C'est la cinquième fois que je vois Herbie Hancock sur scène. Par le passé, je n'ai pas toujours été pleinement convaincu mais le bon souvenir du dernier concert à Prague en 2017 et le line-up prométeur qui l'accompagnait m'ont décidé à franchir le pas. La salle de l'auditorium n'est pas immense, on profite donc d'un concert dans un contexte presque intimiste, ce qui est un autre avantage peu commun pour une légende de cet acabit. Du concert de Prague d'il y a six ans, Herbie Hancock a conservé la section rythmique : James Genus à la basse électrique (entendu notamment auprès de Dave Douglas, Uri Caine ou encore Elysian Fields) et Trevor Lawrence Jr. à la batterie (plutôt actif auprès de stars pop, r'n'b ou hip hop - Kendrick Lamar, Dr. Dre, Alicia Keys...). Pour compléter le quintet il a fait appel au fidèle guitariste béninois Lionel Loueke (vu auprès de Michel Portal ou du saxophoniste Luboš Soukup pendant mes années praguoises) et à la jeune flutiste Elena Pinderhughes (entendu, elle, sur disque, auprès d'Ambrose Akinmusire ou Common). Bref un casting qui navigue alègrement entre les genres, du jazz le plus classique au hip hop, à la manière du pianiste au cours de ses plus de soixante ans de carrière.
Soixante ans : l'année 2023 marque l'anniversaire de la rencontre de Herbie Hancock avec Miles Davis, alors qu'il n'avait que 23 ans. Il deviendra son pianiste attitré jusqu'à la fin des 60s. Ce sont aussi les cinquante ans de l'album Head Hunters, explosion funk qui a défini le son d'une époque. Mais aussi les quarante ans de Future Shock et son tube Rockit aux sonorités hip hop et électro, contemporain des premières toiles communes de Jean-Michel Basquiat et Andy Warhol !

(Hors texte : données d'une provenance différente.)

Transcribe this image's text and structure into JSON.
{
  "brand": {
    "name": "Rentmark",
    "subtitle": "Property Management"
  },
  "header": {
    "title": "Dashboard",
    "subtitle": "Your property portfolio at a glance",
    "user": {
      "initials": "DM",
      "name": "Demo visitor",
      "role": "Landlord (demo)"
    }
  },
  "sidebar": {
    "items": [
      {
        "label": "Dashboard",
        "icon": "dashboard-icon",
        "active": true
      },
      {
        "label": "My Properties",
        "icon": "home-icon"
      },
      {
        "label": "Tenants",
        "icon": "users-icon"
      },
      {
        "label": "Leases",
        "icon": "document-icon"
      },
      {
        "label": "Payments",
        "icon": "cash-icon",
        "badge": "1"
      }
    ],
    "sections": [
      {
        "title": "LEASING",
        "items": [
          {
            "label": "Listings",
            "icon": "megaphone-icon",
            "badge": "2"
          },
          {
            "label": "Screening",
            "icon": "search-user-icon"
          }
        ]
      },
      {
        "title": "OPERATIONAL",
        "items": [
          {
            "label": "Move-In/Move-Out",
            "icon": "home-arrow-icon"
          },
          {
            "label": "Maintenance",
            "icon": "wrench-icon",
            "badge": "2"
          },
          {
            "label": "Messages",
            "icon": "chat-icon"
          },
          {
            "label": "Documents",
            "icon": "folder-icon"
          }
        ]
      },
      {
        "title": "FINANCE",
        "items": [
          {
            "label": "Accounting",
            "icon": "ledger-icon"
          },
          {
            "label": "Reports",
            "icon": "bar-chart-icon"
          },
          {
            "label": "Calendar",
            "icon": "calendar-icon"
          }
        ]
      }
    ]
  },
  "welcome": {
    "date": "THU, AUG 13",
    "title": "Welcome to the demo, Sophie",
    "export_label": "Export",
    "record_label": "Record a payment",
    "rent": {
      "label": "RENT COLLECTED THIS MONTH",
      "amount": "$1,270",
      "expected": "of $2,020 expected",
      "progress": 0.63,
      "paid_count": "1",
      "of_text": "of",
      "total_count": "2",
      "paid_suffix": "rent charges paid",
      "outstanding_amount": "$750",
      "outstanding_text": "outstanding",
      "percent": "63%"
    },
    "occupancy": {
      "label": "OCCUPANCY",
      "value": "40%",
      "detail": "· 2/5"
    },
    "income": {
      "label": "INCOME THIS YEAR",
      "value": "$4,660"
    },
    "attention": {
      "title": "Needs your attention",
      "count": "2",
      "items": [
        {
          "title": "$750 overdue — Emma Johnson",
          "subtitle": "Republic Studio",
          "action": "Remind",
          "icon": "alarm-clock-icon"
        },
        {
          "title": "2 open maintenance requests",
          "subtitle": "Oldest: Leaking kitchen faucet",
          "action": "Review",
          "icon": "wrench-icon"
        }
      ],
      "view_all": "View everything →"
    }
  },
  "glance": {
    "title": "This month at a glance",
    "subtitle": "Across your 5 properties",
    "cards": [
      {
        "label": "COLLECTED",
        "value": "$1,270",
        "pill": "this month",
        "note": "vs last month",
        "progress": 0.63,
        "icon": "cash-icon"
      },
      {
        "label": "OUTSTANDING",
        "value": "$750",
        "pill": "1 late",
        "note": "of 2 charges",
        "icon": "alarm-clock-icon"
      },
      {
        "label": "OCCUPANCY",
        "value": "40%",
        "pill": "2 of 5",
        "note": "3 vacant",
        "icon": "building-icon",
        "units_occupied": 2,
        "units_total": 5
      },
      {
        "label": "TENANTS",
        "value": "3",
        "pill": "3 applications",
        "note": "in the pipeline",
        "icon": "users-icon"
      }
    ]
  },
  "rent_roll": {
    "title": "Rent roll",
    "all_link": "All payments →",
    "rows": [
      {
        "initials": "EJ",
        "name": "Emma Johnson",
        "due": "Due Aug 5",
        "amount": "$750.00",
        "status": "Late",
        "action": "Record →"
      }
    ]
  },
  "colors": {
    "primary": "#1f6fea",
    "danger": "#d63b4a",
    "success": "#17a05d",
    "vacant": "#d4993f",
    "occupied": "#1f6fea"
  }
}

C'est ce grand melting-pot de sons que nous propose Herbie Hancock avec son groupe ce soir. Il annonce d'ailleurs en franglais en introduction qu'ils vont jouer une "ouverture" sous forme de medley de "petits morceaux", voyage à travers quelques uns des thèmes composés par le pianiste au cours de sa carrière. Ca commence par des textures cosmiques au synthé avant que des harmonies plus jazz ne résonnent au piano. Durant tout le concert, Herbie alternera ainsi les types de claviers. Le morceau de bravoure de cette ouverture est sans doute le solo de Lionel Loueke autour du thème de Rockit à la guitare et aux onomatopées alors que ses compagnons se sont tus un moment. Incroyable transcription des sonorités électroniques et des scratches d'origine. Ca commence fort. Hancock annonce ensuite un hommage à son "best friend" récemment disparu, Wayne Shorter, à travers une interprétation d'un des thèmes les plus iconiques du saxophoniste, Footprints. Là aussi, si tous les musiciens apportent leur pierre à l'édifice, c'est encore une fois Lionel Loueke qui se distingue particulièrement au moment de son solo. Celui-ci superpose le thème de Vera Cruz de Milton Nascimento aux harmonies du morceau d'origine maintenues par le pianiste pendant ce temps-là. Pour la suite du concert, Herbie puise dans son répertoire des 70s avec notamment Actual Proof (album Thrust, 1974) et Come Running To Me (album Sunlight, 1978). Chaque morceau est généreusement étendu pour laisser le groove prendre toute sa place. En conclusion, les accords funky de l'introduction de Chameleon confirment leur incroyable pouvoir de séduction - comment y résister ? A le voir danser sur scène avec son synthé à bretelles en bandoulière, on a du mal à croire qu'il vient de célébrer ses 83 printemps le mois dernier. Définitivement le meilleur concert de Herbie Hancock auquel j'aurai eu la chance d'assister !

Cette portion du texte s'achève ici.